Monte Vettore

Monte Vettore

Monte Vettore as viewed from Monte Macchialto
Highest point
Elevation 2,476 m (8,123 ft)
Coordinates 42°49′N 13°16′E / 42.817°N 13.267°E / 42.817; 13.267
Geography
Monte Vettore
Location in Italy
Location Marche, Italy
Parent range Apennines
Climbing
Easiest route Hike

Monte Vettore is a mountain on the border between Umbria and the Marche, in central Italy.

Geography

The mountain is part of the Sibillini mountains range and lies in the Parco Nazionale dei Monti Sibillini. Today climbers reach it from the Umbrian side from Norcia, or, on the Marche side, from Ascoli Piceno. Below the peak, in a small enclosed valley is one lake called the Lago di Pilato, at an altitude of 1,940 metres, where, according to the local medieval legend, the body of a remorseful Pontius Pilate was buried in the waters. A similar legend is told of Pilatus in Switzerland.[1]

History

Apennine Sibyl by Adolfo de Carolis.

The local medieval tradition was that the Apennine Sibyl, a mysterious prophetess not counted among the Sibyls of Classical Antiquity, was condemned by God to dwell in a mountain cavern and await Judgement Day, having rebelled at the news that she had not been chosen Mother of God, but that some humble Judaean virgin had been favored. The peak of Monte Vettore, surrounded by reddish cliffs was recognized as the crown of Regina Sibilla.

Monte Vettore summit view with Maile

Less stringently Christian legend set her in an underworld paradise entered through a grotto in the mountains of Norcia. Nearby the magical lake is fed by water from the cavern. Whoever stayed longer than a year could no longer leave, but remained deathless and ageless, feasting in abundance, amid revelry and voluptuous delights.

In the romance of Il Guerrin Meschino, written by Andrea da Barberino about 1410, the central episode of the sixth part (Canto V) contains the "prodigious adventures" of Guerrino with this enchantress, the "Fata" Alcina, whom he seeks out, against all advice. He locates her cavern in the mountains of central Italy with the aid of Macco, a speaking serpent. She shows him the delights and horrors of her cavern, where sinners have been changed to the appropriate animals, but where sin is the only path to the knowledge of his real parents that he seeks, and Guerrin has to flee.[2]

The long informative captions in the maps of Ortelius' 16th-century atlas, Cartographia Neerlandica, offer some detail about this Apennine Sybil:

The Mountain Apennine here looms over the country with exceedingly high cragged tops, in which one finds that huge cave called Sibylla's cave, (in their language Grotta de la Sibylla) and which the poets would have the Elysian Fields. For the common people dream about a certain Sibylla [supposed] to be in this cave, who [is claimed to] possess a large kingdom full of gorgeous buildings and Princely palaces, covered with pleasant gardens, abounding with many fine lecherous wenches and all kinds of pleasures and delights. All of these she will bestow on those who through this cave (which is always open) will come to her.

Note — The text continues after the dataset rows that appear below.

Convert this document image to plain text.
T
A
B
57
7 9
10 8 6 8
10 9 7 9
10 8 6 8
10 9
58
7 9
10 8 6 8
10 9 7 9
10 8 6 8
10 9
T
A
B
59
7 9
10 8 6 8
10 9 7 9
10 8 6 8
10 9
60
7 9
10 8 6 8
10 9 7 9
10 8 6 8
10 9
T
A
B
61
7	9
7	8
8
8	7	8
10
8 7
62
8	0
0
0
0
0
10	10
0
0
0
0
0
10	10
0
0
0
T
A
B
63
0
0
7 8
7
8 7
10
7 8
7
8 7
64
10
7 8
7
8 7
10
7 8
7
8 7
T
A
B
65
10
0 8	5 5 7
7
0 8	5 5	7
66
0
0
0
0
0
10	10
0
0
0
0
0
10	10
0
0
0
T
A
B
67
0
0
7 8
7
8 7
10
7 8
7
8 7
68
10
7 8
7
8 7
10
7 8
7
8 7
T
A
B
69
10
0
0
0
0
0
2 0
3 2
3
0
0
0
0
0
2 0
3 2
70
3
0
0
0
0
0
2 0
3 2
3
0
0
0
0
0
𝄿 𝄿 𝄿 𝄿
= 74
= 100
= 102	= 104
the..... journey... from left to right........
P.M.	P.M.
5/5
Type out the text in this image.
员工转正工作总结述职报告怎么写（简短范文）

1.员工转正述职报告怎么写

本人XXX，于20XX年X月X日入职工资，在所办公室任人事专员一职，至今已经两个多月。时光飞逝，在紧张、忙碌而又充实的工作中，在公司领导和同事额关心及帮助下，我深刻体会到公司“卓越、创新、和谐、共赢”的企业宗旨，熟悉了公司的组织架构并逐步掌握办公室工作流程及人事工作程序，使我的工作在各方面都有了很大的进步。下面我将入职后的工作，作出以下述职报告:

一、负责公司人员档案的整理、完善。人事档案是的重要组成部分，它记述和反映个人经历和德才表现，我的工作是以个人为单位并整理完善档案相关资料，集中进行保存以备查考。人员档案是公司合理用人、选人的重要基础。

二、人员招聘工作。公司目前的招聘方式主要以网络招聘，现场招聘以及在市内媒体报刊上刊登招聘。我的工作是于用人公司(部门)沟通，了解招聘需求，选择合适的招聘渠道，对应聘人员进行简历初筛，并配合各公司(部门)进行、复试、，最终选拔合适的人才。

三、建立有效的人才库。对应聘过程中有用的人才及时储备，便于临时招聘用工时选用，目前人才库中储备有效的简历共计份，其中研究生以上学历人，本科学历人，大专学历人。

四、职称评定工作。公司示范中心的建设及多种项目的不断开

And after they have been there for the period of one whole year, they have the freedom and liberty given to them by Sibylla to depart (if they please) and from that moment, having returned to us, they state that they live a most blessed and happy life ever after. This cave is also known to our countrymen by the name of VROU VENUS BERGH, that is, The Lady Venus mount.[3]

Locally the Sibilla was in some sense a beneficent fata whose retinue would descend from her mountain at times to teach the village girls all the secrets of spinning and weaving (see Weaving (mythology) for other European weaving goddesses), and perhaps to dance the saltarello with the best of the young men. But if they weren't back in their mountain fastness by sunrise, they would be denied access and would become mere mortals. On one occasion, what with dancing and pleasure, the faterelle had not noticed the approach of dawn. Scrambling up the Vettore, their goatlike feet crushed the rock to fragments. They reached the safety of their grotto just before dawn, but the long slope of talus is still pointed out as the Path of the Fata.